Platform(s): PC (version played), Nintendo Switch
Genre: 2D Action Game Set In 20th Century Taiwan
It’s not every day you see a game using Taiwan-Japanese occupation history as a backdrop for an action game, yet here we are. Indie studio Creative Games Computer Graphics Corporation and publisher Neon Doctrine took a chance in setting its 2D title in a rather hectic and possibly controversial timeline in history, and it paid off.
Much like how iD Software and Raven Software made a bunch of shooters set in the 1940s WW2 era, so too does The Legend of Tianding (a remake of a 2004 Flash game as I’ve learnt recently) makes its backdrop unique and stand out.
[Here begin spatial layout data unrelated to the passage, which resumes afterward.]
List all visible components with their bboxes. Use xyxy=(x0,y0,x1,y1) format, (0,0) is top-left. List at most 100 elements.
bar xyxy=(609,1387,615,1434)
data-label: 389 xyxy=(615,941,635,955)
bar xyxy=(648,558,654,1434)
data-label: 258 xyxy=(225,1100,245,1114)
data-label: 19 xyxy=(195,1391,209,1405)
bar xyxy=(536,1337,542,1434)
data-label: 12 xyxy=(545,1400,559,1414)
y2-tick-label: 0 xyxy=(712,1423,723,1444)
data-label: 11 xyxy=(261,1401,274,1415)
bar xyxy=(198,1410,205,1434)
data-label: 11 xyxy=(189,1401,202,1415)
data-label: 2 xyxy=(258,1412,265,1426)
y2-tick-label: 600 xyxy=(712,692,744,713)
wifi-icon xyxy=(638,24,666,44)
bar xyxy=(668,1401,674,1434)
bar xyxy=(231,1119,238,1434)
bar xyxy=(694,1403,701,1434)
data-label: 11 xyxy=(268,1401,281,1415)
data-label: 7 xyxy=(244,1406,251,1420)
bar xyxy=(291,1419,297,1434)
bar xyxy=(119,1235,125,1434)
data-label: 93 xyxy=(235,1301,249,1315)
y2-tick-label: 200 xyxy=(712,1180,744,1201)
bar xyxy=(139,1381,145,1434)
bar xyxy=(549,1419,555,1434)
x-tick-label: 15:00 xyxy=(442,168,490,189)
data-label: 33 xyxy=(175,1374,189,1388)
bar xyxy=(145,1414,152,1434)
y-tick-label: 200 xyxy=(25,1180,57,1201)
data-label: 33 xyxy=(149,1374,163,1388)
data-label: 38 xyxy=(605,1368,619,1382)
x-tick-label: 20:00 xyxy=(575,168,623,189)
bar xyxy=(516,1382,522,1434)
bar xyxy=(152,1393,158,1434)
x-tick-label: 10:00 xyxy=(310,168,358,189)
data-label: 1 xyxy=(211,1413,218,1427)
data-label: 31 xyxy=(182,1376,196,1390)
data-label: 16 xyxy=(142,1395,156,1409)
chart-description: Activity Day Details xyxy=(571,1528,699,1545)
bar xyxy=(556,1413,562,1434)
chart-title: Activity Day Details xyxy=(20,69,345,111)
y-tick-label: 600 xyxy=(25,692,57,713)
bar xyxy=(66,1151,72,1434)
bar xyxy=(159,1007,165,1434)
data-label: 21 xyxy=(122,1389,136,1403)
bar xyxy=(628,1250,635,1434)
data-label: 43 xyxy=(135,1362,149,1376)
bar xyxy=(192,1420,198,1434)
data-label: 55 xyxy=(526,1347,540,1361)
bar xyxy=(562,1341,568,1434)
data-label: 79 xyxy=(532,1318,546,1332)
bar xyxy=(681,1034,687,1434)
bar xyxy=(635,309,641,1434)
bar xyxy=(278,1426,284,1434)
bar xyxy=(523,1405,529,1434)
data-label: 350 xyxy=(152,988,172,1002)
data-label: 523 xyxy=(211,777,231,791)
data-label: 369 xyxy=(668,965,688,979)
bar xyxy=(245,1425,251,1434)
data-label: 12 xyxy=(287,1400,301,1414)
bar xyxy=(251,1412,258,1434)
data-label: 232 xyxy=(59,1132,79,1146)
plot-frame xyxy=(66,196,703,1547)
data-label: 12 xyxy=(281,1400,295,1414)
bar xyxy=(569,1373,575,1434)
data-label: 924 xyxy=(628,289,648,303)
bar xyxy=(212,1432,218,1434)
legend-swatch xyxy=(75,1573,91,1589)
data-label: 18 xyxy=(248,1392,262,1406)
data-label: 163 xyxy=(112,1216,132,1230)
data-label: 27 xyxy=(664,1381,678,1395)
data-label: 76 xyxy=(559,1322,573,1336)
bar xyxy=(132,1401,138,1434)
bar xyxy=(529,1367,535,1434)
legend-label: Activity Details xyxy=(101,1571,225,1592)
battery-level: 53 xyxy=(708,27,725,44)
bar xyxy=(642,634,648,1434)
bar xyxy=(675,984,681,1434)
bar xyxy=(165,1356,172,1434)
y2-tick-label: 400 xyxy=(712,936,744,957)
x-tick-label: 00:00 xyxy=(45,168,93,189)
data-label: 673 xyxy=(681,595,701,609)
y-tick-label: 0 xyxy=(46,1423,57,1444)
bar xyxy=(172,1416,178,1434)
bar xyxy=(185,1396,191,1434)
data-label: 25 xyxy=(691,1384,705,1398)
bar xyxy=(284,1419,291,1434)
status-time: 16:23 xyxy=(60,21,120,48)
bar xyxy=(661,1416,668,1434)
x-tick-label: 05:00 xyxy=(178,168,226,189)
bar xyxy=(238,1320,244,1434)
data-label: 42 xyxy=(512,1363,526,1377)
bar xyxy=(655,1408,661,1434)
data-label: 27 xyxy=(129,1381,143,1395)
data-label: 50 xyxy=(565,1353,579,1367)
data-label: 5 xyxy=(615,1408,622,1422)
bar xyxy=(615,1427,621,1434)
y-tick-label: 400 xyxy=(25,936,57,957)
And thankfully, the gameplay is just as dazzling.
Our folk hero Liao Tianding, who is basically Robin Hood but trades a bow and arrow for elite kungfu skills, fights for the people and plans to stop oppression from the Japanese occupation and its high-level supporters. At the same time, he is also dealing with a legendary pirate’s lost treasure that grants its wielder power.
The story is as comic-book and as anime as you can get (with appropriate colourful comic illustrations to match), but it’s fun without stepping on any toes while using the 1900s backdrop, portraying the era’s harshness at times. Coupled with some authentic Hokkien dialect voiceovers from Taiwanese, and you’ve got quite a title that does its heritage proud.
The Legend of Tianding would have faltered if its hero controlled like garbage and its gameplay is less than mundane. That isn’t the case, as Tianding has the grace and finesse of a Super Smash Bros. Ultimate high-flyer character, but arguably better.
Tianding can jump, attack with his default knife, and perform a plethora of kungfu moves he learns throughout the course of the plot. He can also use his red scarf to temporarily nick weapons for himself, using it against his foes for a limited amount of times. These weapons deal a lot of damage compared to his default knife strikes and special moves, so you may need to alternate between these and his one-inch punches for big damage and wall bounce setups.
Suffice to say, all these tools and lovely tight controls equal to the folk hero being able to off 2D equivalents of a Hideki Kamiya action game combo video in the hands of the right player. I’m clearly not that kind of player, but I can air juggle most enemies while dodging blows and gunfire left and right, while also parrying gunshots with well-timed punches. Yes, Tianding is the best kind of action game character.
Warriors Of The Rainbow
The levels themselves aren’t half-bad in their design and scope; there’s ample room for players to kick butt against the horde of soldiers and vagrants to fight against. From an underground military complex to a train stage that’s as lengthy as Taipei 101, the game doesn’t let up and entertains within its 7-hour-or-so runtime.
It’s a pity that some of its quests that forward the story just has Tianding run back and forth giving items to people; it’s the small blemish in an otherwise solid 2D action platforming package that tells its story with a combination of levity and seriousness. I’m also craving more after sorting out the game’s main plot. While The Legend of Tianding has some replayability with its sidequests, its runtime can be short for many.
Still, CGCG and Neon Doctrine has a great foundation to build upon gameplay and engine-wise in the far future; The Legend of Tianding is a great debut with a fresh take on a Taiwan historical setting and some fun-yet-familiar gameplay.
- Great action & controls.
- Colourful aesthetics.
- Unique-yet-familiar story.
- Some mundane fetch quests that feel like padding.